Depending on how often you’re able to wash them, around ten bodysuits should suffice. Just make sure that you choose wide head and leg openings, as this will make it easier to change your baby, or avoid over-the-head garments entirely if it’s too hard.

T-Shirts or Gowns

These are only really important for the first couple of weeks of your baby’s life, or until the stump of their umbilical cord falls off (not as weird as it sounds, and a natural part of the process). Putting the baby in a t-shirt or gown is the most convenient way to keep it clean in the meantime, and stops anything from rubbing against and irritating the area.

Hats

Knitted beanie-style hats and stocking caps are great for keeping baby’s head warm, but you don’t need one to match every outfit – just one for wearing, one for washing, and maybe a spare will more than suffice. Remember, babies don’t know or care what they look like.

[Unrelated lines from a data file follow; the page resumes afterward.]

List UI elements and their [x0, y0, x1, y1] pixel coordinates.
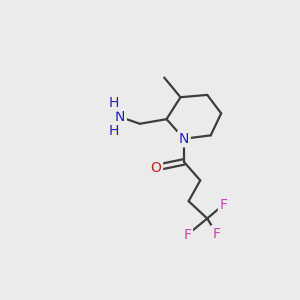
- Text: F: F: [220, 198, 227, 212]
- Text: F: F: [212, 226, 220, 241]
- Text: H: H: [109, 124, 119, 138]
- Text: N: N: [179, 132, 189, 146]
- Text: H: H: [109, 96, 119, 110]
- Text: N: N: [115, 110, 125, 124]
- Text: O: O: [151, 161, 161, 175]
- Text: F: F: [184, 228, 191, 242]
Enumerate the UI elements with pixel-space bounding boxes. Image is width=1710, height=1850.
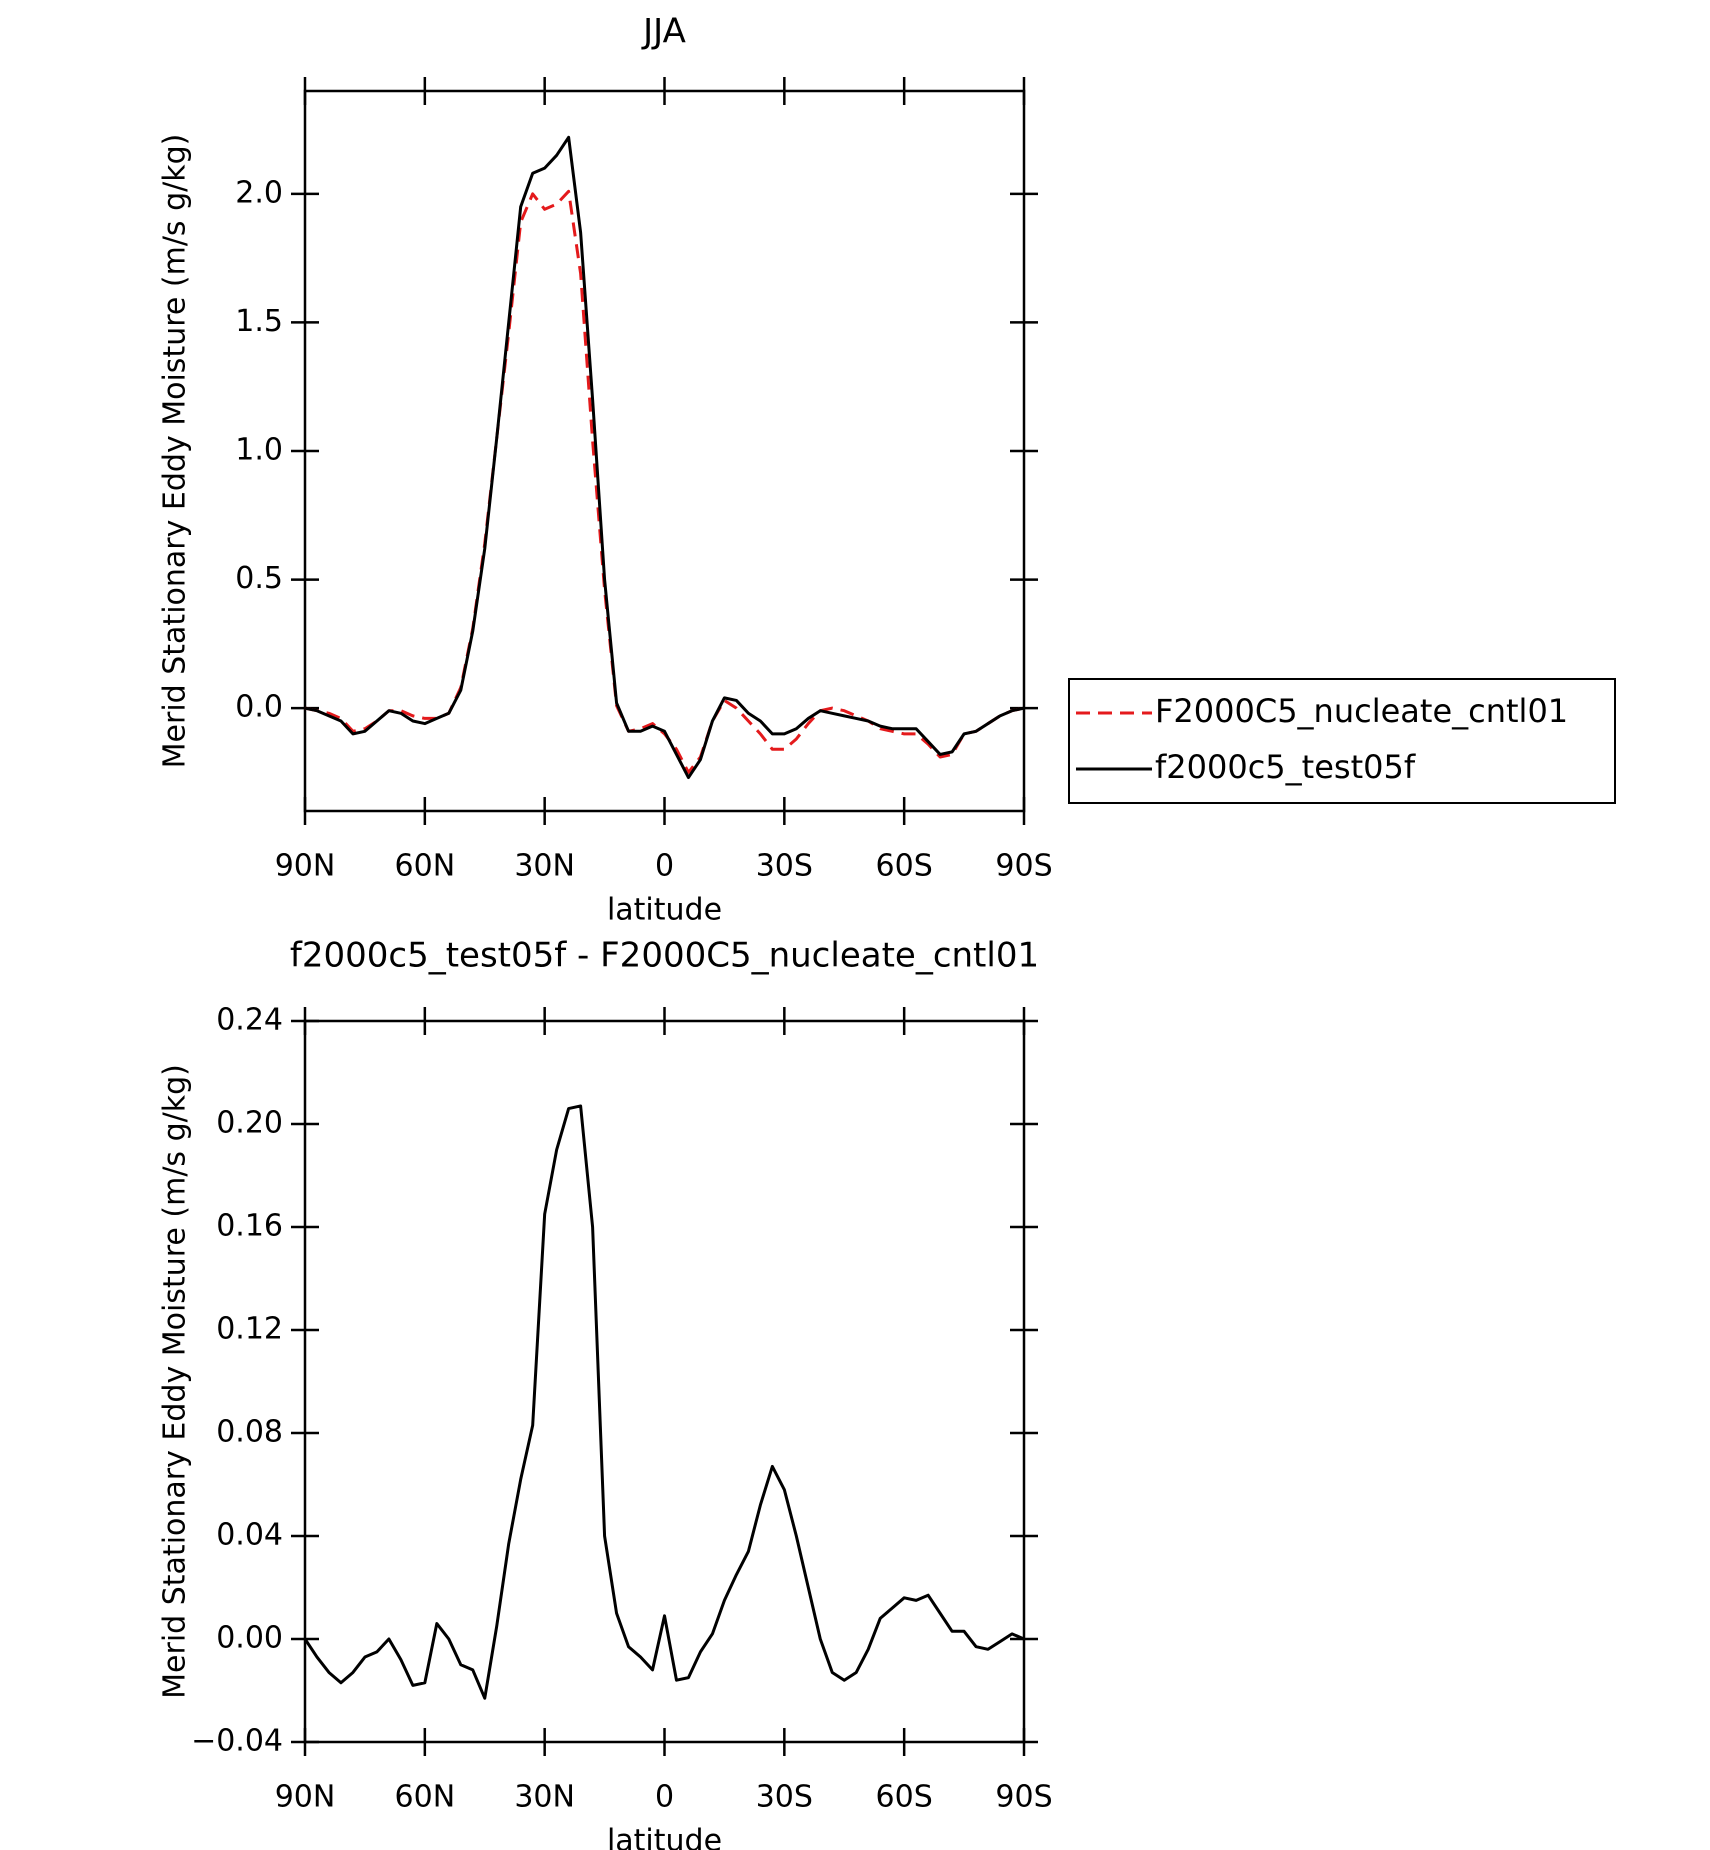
x-tick-label: 30S xyxy=(756,1780,813,1815)
y-tick-label: 0.12 xyxy=(216,1312,283,1347)
plot-frame xyxy=(303,1019,1026,1744)
x-tick-label: 30N xyxy=(514,1780,575,1815)
legend-label: F2000C5_nucleate_cntl01 xyxy=(1155,692,1568,730)
y-tick-label: 2.0 xyxy=(235,175,283,210)
y-tick-label: 0.08 xyxy=(216,1415,283,1450)
x-tick-label: 30N xyxy=(514,849,575,884)
y-axis-label: Merid Stationary Eddy Moisture (m/s g/kg… xyxy=(158,1064,193,1699)
data-line xyxy=(304,135,1025,780)
y-tick-label: 0.0 xyxy=(235,690,283,725)
data-line xyxy=(303,1104,1025,1700)
y-tick-label: 0.20 xyxy=(216,1106,283,1141)
y-tick-label: 0.16 xyxy=(216,1209,283,1244)
y-tick-label: 0.04 xyxy=(216,1518,283,1553)
data-line xyxy=(304,189,1025,774)
chart-title: JJA xyxy=(641,12,686,52)
x-tick-label: 90S xyxy=(995,1780,1052,1815)
x-axis-label: latitude xyxy=(607,1824,722,1850)
x-tick-label: 60N xyxy=(395,1780,456,1815)
y-tick-label: 0.24 xyxy=(216,1003,283,1038)
x-tick-label: 60S xyxy=(876,1780,933,1815)
y-tick-label: 1.5 xyxy=(235,304,283,339)
legend: F2000C5_nucleate_cntl01 f2000c5_test05f xyxy=(1068,678,1616,804)
y-axis-label: Merid Stationary Eddy Moisture (m/s g/kg… xyxy=(158,134,193,769)
legend-box xyxy=(1068,678,1616,804)
legend-label: f2000c5_test05f xyxy=(1155,748,1416,786)
x-tick-label: 90N xyxy=(275,849,336,884)
y-tick-label: 0.00 xyxy=(216,1621,283,1656)
y-tick-label: −0.04 xyxy=(191,1724,283,1759)
x-tick-label: 0 xyxy=(655,1780,674,1815)
chart-title: f2000c5_test05f - F2000C5_nucleate_cntl0… xyxy=(290,936,1039,976)
x-tick-label: 0 xyxy=(655,849,674,884)
x-tick-label: 90S xyxy=(995,849,1052,884)
x-tick-label: 60N xyxy=(395,849,456,884)
x-tick-label: 90N xyxy=(275,1780,336,1815)
x-axis-label: latitude xyxy=(607,893,722,928)
y-tick-label: 0.5 xyxy=(235,561,283,596)
y-tick-label: 1.0 xyxy=(235,433,283,468)
x-tick-label: 60S xyxy=(876,849,933,884)
x-tick-label: 30S xyxy=(756,849,813,884)
plot-frame xyxy=(303,89,1026,813)
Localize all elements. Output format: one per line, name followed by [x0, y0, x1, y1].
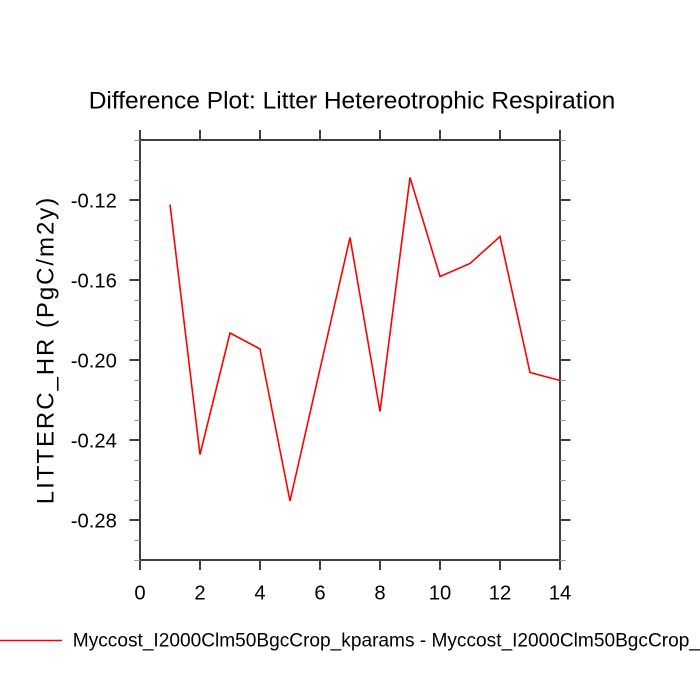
- svg-text:Difference Plot: Litter Hetere: Difference Plot: Litter Hetereotrophic R…: [89, 88, 616, 115]
- svg-text:10: 10: [429, 583, 451, 605]
- svg-text:6: 6: [314, 583, 325, 605]
- svg-text:0: 0: [134, 583, 145, 605]
- svg-text:-0.24: -0.24: [71, 431, 117, 453]
- svg-text:12: 12: [489, 583, 511, 605]
- svg-text:LITTERC_HR (PgC/m2y): LITTERC_HR (PgC/m2y): [33, 196, 60, 504]
- svg-text:Myccost_I2000Clm50BgcCrop_kpar: Myccost_I2000Clm50BgcCrop_kparams - Mycc…: [73, 631, 700, 652]
- svg-text:8: 8: [374, 583, 385, 605]
- svg-text:14: 14: [549, 583, 571, 605]
- svg-text:-0.16: -0.16: [71, 271, 117, 293]
- svg-text:-0.12: -0.12: [71, 191, 117, 213]
- svg-text:2: 2: [194, 583, 205, 605]
- svg-text:-0.28: -0.28: [71, 511, 117, 533]
- svg-text:-0.20: -0.20: [71, 351, 117, 373]
- svg-text:4: 4: [254, 583, 265, 605]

Add a fleece lining in winter, and a broad brim in summer.

Swaddles

Swaddles aren’t exactly clothing, but they are essential for newborn babies! Most babies will spend a lot of time swaddled, either for a cuddle or for sleep, because it’s reminiscent of being in the womb and can help them sleep restfully, which helps you get more sleep, too!

Socks

Brand-new babies don’t need shoes, but they do need socks. Even in summer, socks are essential to keep a baby’s feet clean, dry, and warm. One pro tip is to buy all your baby’s socks in the same color, so you don’t have to worry about finding matching pairs or losing teeny socks in the wash. Pick up a few more pairs than you need in case any do go missing, and add warmer options for winter babies.

Long Pants

Not absolutely necessary, but you might want to pick up a few pairs in case of chilly weather.

Sleepsuits or Footies

Footie pajamas and sleepers work for both day and night! Just make sure that the fabric won’t bunch up when the baby sleeps, and that they’re not too thick for the climate.